Deutschland abgeschlagen Welche Länder weltweit beim Übergang zu einer nichtfossilen Energieversorgung am weitesten sind;
SP misst die Systemleistung, TR den Grad der Vorbereitung Quelle: World Economic Forum

Vergangenes Jahr investierte die Welt erstmals mehr als 500 Milliarden US-Dollar in eine grüne Energieversorgung. Nicht nur die florierende Nachfrage schaffe gute Rahmenbedingungen für eine Rückkehr Deutschlands unter die großen Solarproduzenten, meint Rentsch. Derzeit liegt die Herstellung zu 90 Prozent in chinesischer Hand. Bei Fertigungkosten von inzwischen weniger als 20 Eurocent je Watt Spitzenleistung fielen die Transportkosten aus dem fernen China immer stärker ins Gewicht, argumentiert er.

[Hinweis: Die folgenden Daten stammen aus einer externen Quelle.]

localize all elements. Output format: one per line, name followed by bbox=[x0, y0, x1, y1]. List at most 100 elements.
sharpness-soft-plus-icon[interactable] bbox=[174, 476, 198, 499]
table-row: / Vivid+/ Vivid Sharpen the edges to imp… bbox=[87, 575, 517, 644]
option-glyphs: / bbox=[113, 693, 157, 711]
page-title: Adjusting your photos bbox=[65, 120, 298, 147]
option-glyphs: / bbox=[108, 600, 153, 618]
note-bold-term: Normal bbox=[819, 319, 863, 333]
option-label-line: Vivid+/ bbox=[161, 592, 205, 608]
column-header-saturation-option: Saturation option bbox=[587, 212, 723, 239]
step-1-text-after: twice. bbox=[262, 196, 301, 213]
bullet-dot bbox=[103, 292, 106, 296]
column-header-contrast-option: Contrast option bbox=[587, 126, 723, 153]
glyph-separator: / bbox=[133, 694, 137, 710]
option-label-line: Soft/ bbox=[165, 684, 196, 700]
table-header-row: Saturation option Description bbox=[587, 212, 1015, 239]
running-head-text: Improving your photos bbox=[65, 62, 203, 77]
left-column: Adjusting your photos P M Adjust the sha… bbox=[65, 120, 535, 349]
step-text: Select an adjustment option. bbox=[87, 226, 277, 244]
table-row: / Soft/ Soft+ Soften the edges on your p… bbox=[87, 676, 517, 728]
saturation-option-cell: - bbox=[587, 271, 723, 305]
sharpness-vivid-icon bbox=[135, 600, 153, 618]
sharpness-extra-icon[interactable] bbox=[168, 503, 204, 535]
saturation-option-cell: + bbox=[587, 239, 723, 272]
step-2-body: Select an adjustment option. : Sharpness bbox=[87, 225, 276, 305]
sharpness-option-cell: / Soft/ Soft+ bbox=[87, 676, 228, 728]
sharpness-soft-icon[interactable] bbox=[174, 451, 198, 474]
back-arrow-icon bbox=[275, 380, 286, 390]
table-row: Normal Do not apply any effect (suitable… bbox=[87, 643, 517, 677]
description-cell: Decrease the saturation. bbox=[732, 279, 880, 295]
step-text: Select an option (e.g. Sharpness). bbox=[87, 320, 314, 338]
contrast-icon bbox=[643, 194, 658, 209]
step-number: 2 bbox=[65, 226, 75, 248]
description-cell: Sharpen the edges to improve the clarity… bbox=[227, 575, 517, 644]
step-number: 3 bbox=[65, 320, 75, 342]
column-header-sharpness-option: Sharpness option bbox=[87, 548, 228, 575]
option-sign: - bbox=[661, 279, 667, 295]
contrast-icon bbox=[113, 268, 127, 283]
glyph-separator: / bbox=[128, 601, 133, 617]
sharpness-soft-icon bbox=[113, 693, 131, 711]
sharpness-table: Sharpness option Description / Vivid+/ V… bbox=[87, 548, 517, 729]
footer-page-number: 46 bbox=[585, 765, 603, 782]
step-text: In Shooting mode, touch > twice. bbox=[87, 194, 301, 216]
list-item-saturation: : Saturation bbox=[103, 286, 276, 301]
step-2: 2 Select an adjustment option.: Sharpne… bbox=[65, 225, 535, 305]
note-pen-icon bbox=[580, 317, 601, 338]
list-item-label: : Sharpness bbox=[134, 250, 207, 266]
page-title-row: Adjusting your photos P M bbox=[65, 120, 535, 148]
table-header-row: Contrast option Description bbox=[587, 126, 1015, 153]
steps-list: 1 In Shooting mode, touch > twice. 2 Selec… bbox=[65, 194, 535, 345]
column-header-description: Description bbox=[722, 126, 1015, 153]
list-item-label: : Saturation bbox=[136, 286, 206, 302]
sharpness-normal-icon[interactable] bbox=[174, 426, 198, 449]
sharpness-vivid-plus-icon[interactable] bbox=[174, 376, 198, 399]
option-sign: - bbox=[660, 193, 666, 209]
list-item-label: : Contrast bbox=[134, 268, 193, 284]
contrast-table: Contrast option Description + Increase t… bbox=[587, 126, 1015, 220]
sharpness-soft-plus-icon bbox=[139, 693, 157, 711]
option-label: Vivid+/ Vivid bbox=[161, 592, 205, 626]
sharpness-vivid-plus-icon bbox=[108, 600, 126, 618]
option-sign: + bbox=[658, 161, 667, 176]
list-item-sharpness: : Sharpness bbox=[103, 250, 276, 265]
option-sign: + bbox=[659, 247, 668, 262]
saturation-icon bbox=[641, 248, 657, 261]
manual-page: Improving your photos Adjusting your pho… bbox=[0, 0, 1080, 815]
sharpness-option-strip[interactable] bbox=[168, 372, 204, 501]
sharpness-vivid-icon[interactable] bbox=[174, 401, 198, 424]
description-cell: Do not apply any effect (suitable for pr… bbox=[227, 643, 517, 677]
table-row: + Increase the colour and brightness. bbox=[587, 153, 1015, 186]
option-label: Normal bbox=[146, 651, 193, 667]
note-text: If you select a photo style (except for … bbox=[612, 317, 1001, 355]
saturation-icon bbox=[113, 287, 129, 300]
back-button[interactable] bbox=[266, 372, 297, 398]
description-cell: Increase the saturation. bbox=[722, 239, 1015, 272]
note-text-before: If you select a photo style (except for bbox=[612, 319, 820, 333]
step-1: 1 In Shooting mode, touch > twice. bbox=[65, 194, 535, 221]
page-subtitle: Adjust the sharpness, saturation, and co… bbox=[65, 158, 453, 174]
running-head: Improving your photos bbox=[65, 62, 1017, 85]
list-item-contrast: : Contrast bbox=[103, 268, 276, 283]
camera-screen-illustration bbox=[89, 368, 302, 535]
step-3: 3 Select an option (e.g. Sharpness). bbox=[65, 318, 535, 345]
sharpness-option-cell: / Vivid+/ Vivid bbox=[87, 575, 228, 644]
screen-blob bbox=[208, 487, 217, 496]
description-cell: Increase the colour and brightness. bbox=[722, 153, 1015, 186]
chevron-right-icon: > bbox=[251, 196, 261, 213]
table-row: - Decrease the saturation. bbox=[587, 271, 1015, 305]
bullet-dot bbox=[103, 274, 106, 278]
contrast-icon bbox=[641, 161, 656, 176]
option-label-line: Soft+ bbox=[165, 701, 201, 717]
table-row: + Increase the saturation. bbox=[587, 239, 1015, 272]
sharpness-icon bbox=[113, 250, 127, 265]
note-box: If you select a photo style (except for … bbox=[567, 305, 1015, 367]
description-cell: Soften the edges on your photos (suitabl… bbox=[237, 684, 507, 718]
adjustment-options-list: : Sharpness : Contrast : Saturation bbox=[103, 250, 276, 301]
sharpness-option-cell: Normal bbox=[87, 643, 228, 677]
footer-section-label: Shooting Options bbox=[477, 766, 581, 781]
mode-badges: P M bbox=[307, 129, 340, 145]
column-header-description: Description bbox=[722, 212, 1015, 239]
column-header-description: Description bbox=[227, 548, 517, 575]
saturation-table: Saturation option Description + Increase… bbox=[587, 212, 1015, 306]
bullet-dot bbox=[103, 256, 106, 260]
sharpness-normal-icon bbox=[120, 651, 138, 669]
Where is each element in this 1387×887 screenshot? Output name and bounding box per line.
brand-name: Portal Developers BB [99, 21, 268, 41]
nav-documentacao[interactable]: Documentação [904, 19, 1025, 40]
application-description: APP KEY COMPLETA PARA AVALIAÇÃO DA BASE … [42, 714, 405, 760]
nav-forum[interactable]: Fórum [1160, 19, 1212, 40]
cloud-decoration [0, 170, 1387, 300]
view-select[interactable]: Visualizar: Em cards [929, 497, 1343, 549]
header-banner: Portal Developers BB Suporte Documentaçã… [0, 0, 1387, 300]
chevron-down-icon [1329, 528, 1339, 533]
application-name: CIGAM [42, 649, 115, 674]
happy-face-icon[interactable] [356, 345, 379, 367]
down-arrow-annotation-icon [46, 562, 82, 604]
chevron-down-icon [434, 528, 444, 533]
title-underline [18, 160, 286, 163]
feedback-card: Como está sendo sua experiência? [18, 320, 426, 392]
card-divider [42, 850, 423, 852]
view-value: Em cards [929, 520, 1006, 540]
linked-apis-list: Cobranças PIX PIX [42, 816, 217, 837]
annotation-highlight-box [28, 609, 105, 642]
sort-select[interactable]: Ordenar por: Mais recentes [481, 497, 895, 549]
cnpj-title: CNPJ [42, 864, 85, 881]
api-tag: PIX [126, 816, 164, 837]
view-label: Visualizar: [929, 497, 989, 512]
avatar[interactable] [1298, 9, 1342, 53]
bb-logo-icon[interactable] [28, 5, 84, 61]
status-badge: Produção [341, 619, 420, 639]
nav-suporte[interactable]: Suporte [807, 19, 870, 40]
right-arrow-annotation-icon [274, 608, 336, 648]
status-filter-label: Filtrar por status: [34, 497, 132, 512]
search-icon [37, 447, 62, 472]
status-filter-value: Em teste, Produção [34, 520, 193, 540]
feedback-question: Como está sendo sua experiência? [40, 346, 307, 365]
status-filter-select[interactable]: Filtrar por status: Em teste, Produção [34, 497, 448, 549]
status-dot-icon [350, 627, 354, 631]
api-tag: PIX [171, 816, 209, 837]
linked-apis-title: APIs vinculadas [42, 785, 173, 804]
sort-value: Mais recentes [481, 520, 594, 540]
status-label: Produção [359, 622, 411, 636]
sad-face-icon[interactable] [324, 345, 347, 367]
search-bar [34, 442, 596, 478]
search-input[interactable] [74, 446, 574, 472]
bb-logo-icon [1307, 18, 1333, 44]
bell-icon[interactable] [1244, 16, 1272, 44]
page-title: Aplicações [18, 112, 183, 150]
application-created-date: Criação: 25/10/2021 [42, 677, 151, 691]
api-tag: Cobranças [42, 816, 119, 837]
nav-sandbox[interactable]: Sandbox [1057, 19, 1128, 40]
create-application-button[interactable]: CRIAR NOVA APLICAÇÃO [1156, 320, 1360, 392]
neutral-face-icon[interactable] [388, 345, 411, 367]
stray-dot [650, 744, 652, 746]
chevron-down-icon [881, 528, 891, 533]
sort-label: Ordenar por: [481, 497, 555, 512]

Sie machen derzeit etwa ein Zehntel der Gesamtkosten eines Moduls aus.

Und noch einen Trumpf hält Europa Rentsch zufolge in der Hand: Eine neue Generation an hier entwickelter Leistungselektronik, die mehr Watt und Volt aus jeder Zelle herauskitzelt. Zeit also, die Chancen zu ergreifen.